Friday, April 22, 2011

DisasterJapan: Technics: American robots examine nuke plant's innards

Nasdaq (Apr17,2k11)



refWrite editorial comment:  The news story introduced below vaguely moves in a counter-direction to the news we hear from Japan since the earthquake, tsunami, flood, and nuclear near-meltdown.  Just in the last few days, another quake hit the Honshu area in Japan.  In the midst of all the disaster news and the rehabilitation efforts of the Japanese people, govt, outside help and support from many nations and organizations, and the work of Christian aid organizations and those of other religions including Buddhists (Japan's majority religion), this infobit regarding the deployment of very advanced robotry creates a precedent for future h+tech solutions.  As in the case of war technology, such developmental deployments will have applications outside the "realm" of nuclear radiation, and also outside the "realm" of natural disaster.  We can't predict where, as the deployment of the iRobot-made technical apparatus utilizes an innovation on a scale for a purpose that simultaneously tests it and in the very utilization/testing stretches the innovation process.

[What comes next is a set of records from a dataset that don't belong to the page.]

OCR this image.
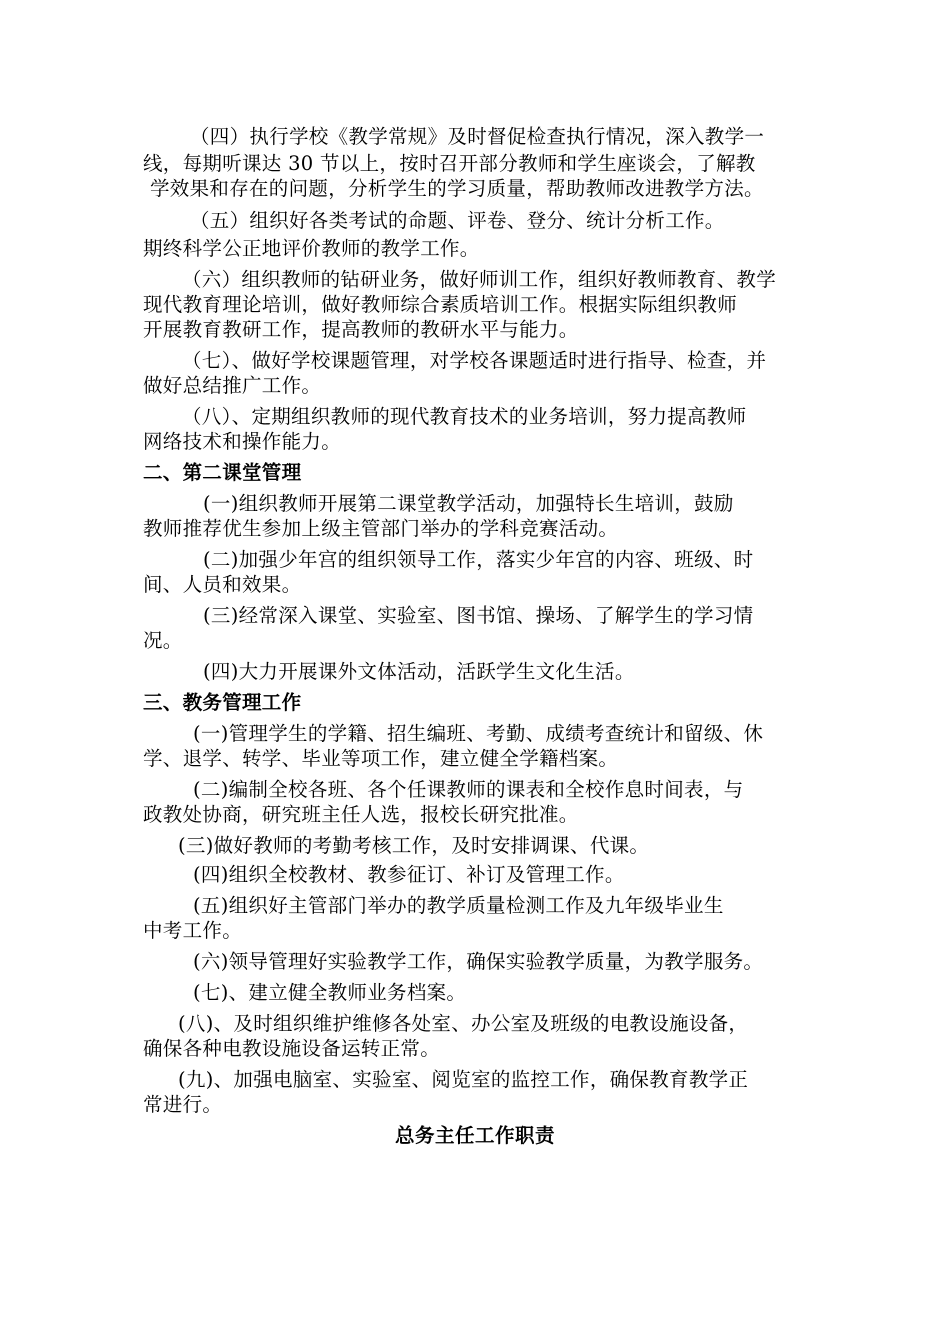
（四）执行学校《教学常规》及时督促检查执行情况，深入教学一
线，每期听课达 30 节以上，按时召开部分教师和学生座谈会，了解教
学效果和存在的问题，分析学生的学习质量，帮助教师改进教学方法。
（五）组织好各类考试的命题、评卷、登分、统计分析工作。
期终科学公正地评价教师的教学工作。
（六）组织教师的钻研业务，做好师训工作，组织好教师教育、教学
现代教育理论培训，做好教师综合素质培训工作。根据实际组织教师
开展教育教研工作，提高教师的教研水平与能力。
（七）、做好学校课题管理，对学校各课题适时进行指导、检查，并
做好总结推广工作。
（八）、定期组织教师的现代教育技术的业务培训，努力提高教师
网络技术和操作能力。
二、第二课堂管理
(一)组织教师开展第二课堂教学活动，加强特长生培训，鼓励
教师推荐优生参加上级主管部门举办的学科竞赛活动。
(二)加强少年宫的组织领导工作，落实少年宫的内容、班级、时
间、人员和效果。
(三)经常深入课堂、实验室、图书馆、操场、了解学生的学习情
况。
(四)大力开展课外文体活动，活跃学生文化生活。
三、教务管理工作
(一)管理学生的学籍、招生编班、考勤、成绩考查统计和留级、休
学、退学、转学、毕业等项工作，建立健全学籍档案。
(二)编制全校各班、各个任课教师的课表和全校作息时间表，与
政教处协商，研究班主任人选，报校长研究批准。
(三)做好教师的考勤考核工作，及时安排调课、代课。
(四)组织全校教材、教参征订、补订及管理工作。
(五)组织好主管部门举办的教学质量检测工作及九年级毕业生
中考工作。
(六)领导管理好实验教学工作，确保实验教学质量，为教学服务。
(七)、建立健全教师业务档案。
(八)、及时组织维护维修各处室、办公室及班级的电教设施设备，
确保各种电教设施设备运转正常。
(九)、加强电脑室、实验室、阅览室的监控工作，确保教育教学正
常进行。
总务主任工作职责
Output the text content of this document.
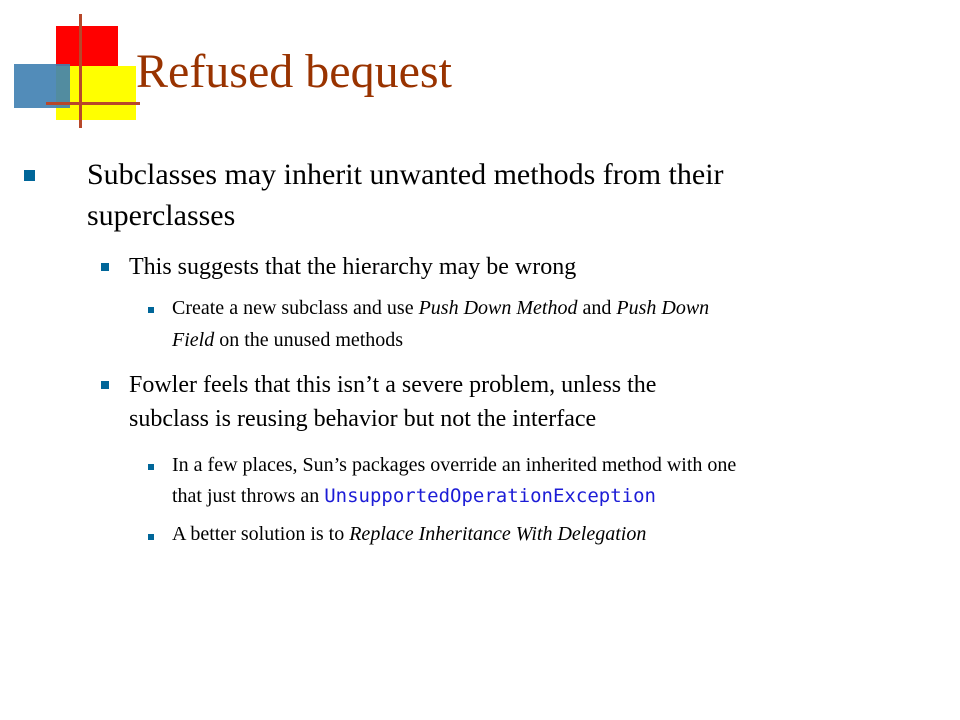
Refused bequest
Subclasses may inherit unwanted methods from their
superclasses
This suggests that the hierarchy may be wrong
Create a new subclass and use Push Down Method and Push Down
Field on the unused methods
Fowler feels that this isn’t a severe problem, unless the
subclass is reusing behavior but not the interface
In a few places, Sun’s packages override an inherited method with one
that just throws an UnsupportedOperationException
A better solution is to Replace Inheritance With Delegation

Robotry is being used to do a marvellous thing, and offers promise of further applications to other kinds of problems (God forbid, we shoud have to use it again for runaway nuke radiation).  "Mixed and uneven development" where a good emerges from a horrible vast bad.  The robotry itself can be used for good, but it can also be used for extremely negative purposes; we need to keep reminding ourselves of this mixed actuality.

-- EconoMix



US-made Robots to examine 


inside of Japan nuclear plant



TOKYO (Dow Jones) A U.S.-made robot built for bomb disposal were set to make its way into a reactor building at the Fukushima Daiichi nuclear power plant on Sunday to find out whether conditions were safe enough for workers to begin badly needed measures to put the crippled plant under control.
The "Packbot", made by U.S. firm iRobot Corp, will measure radiation and oxygen levels as well as the temperature inside the building, the plant's operator, Tokyo Electric Power Company  said.